Comme j’ai déjà eu l’occasion de le dire devant la Haute Assemblée et devant les membres de votre commission spéciale chargée d’examiner ce projet de loi, le temps presse désormais, mais nous continuons à penser qu’un bon accord est possible avec le Royaume-Uni, ce qui serait l’intérêt bien compris des deux parties.
De nombreux progrès ont été réalisés depuis le début des négociations avec le Royaume-Uni sur les modalités de son retrait de l’Union européenne, qui doit intervenir le 30 mars 2019. Les négociateurs sont parvenus à se mettre d’accord sur près de 90 % du projet d’accord de retrait, y compris sur des chapitres essentiels de la négociation.

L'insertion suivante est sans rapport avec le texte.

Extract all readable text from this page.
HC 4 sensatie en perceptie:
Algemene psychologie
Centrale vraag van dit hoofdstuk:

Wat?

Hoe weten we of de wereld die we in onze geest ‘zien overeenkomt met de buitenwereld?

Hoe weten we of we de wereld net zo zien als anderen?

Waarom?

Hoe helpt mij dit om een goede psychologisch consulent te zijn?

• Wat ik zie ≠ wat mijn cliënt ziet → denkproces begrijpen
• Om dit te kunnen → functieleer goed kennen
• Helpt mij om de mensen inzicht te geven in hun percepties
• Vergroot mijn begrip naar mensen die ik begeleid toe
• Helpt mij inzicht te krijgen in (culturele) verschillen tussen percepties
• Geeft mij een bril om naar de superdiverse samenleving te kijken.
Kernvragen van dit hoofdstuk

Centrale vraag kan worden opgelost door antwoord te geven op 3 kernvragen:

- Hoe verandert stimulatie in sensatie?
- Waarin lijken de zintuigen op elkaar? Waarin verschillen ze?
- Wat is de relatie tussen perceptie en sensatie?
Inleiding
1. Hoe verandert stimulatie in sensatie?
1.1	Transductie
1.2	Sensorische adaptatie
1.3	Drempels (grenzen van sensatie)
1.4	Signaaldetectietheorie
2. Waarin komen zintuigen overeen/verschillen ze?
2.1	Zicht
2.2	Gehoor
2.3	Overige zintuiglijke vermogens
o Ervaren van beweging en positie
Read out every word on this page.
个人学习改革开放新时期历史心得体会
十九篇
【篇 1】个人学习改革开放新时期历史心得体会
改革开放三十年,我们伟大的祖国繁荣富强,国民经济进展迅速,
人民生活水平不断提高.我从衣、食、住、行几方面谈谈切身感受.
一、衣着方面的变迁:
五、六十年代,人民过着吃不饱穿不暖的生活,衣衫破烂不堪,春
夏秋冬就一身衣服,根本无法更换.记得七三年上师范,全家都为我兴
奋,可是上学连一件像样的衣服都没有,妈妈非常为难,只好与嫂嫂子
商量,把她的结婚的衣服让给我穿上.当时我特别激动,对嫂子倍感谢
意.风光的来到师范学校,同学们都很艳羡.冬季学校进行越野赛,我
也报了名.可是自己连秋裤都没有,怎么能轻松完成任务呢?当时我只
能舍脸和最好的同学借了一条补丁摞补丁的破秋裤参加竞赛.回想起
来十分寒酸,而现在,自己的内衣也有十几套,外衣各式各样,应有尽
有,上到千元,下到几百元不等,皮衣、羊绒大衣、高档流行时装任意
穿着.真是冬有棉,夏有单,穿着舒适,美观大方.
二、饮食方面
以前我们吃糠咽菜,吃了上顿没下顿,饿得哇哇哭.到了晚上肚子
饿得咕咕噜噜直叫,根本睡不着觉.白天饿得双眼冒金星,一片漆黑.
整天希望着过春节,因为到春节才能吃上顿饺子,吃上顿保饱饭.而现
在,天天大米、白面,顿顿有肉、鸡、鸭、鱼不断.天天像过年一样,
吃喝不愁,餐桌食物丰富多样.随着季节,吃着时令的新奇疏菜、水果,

Cela concerne en particulier les droits des citoyens européens au Royaume-Uni, qui devraient pouvoir continuer de résider, de travailler et d’étudier au Royaume-Uni dans les mêmes conditions que celles qui sont prévues par le droit européen actuellement. Cela concerne également le règlement financier, puisque le Royaume-Uni accepte de s’acquitter de ses obligations. De même, une période de transition serait mise en place, qui s’ouvrirait le 30 mars 2019 et s’achèverait le 31 décembre 2020, durant laquelle le Royaume-Uni devrait continuer à appliquer l’intégralité de l’acquis, sans participer au processus décisionnel.
Je tiens à cette occasion, une fois encore, à saluer la grande qualité du travail mené par Michel Barnier au nom des Vingt-Sept. Il a permis de maintenir notre unité et d’œuvrer dans notre intérêt commun. Je sais, à cet égard, que vous vous associez bien volontiers à cet hommage. De fait, c’est bien derrière notre négociateur que nous sommes unis, et non pas contre le Royaume-Uni, comme cela a pu parfois être dit : punir celui-ci n’est ni notre intention ni notre intérêt.
Vous le savez, rien n’est agréé tant que tout n’est pas agréé. Il reste des difficultés à régler, dont la principale concerne le traitement de la frontière entre les deux parties de l’Irlande.
Comme le Royaume-Uni, nous nous sommes engagés à respecter la volonté de tous les Irlandais en évitant de rétablir entre l’Irlande du Nord et la République d’Irlande une frontière dure, qui pourrait menacer la mise en œuvre des accords du Vendredi saint. Cette question se réglera peut-être dans la relation future entre le Royaume-Uni et l’Union européenne, mais il faut en tout état de cause disposer d’un filet de sécurité, d’une solution de dernier recours, qui consiste en ce que l’Irlande du Nord reste pour l’essentiel dans le marché unique, avec un alignement réglementaire.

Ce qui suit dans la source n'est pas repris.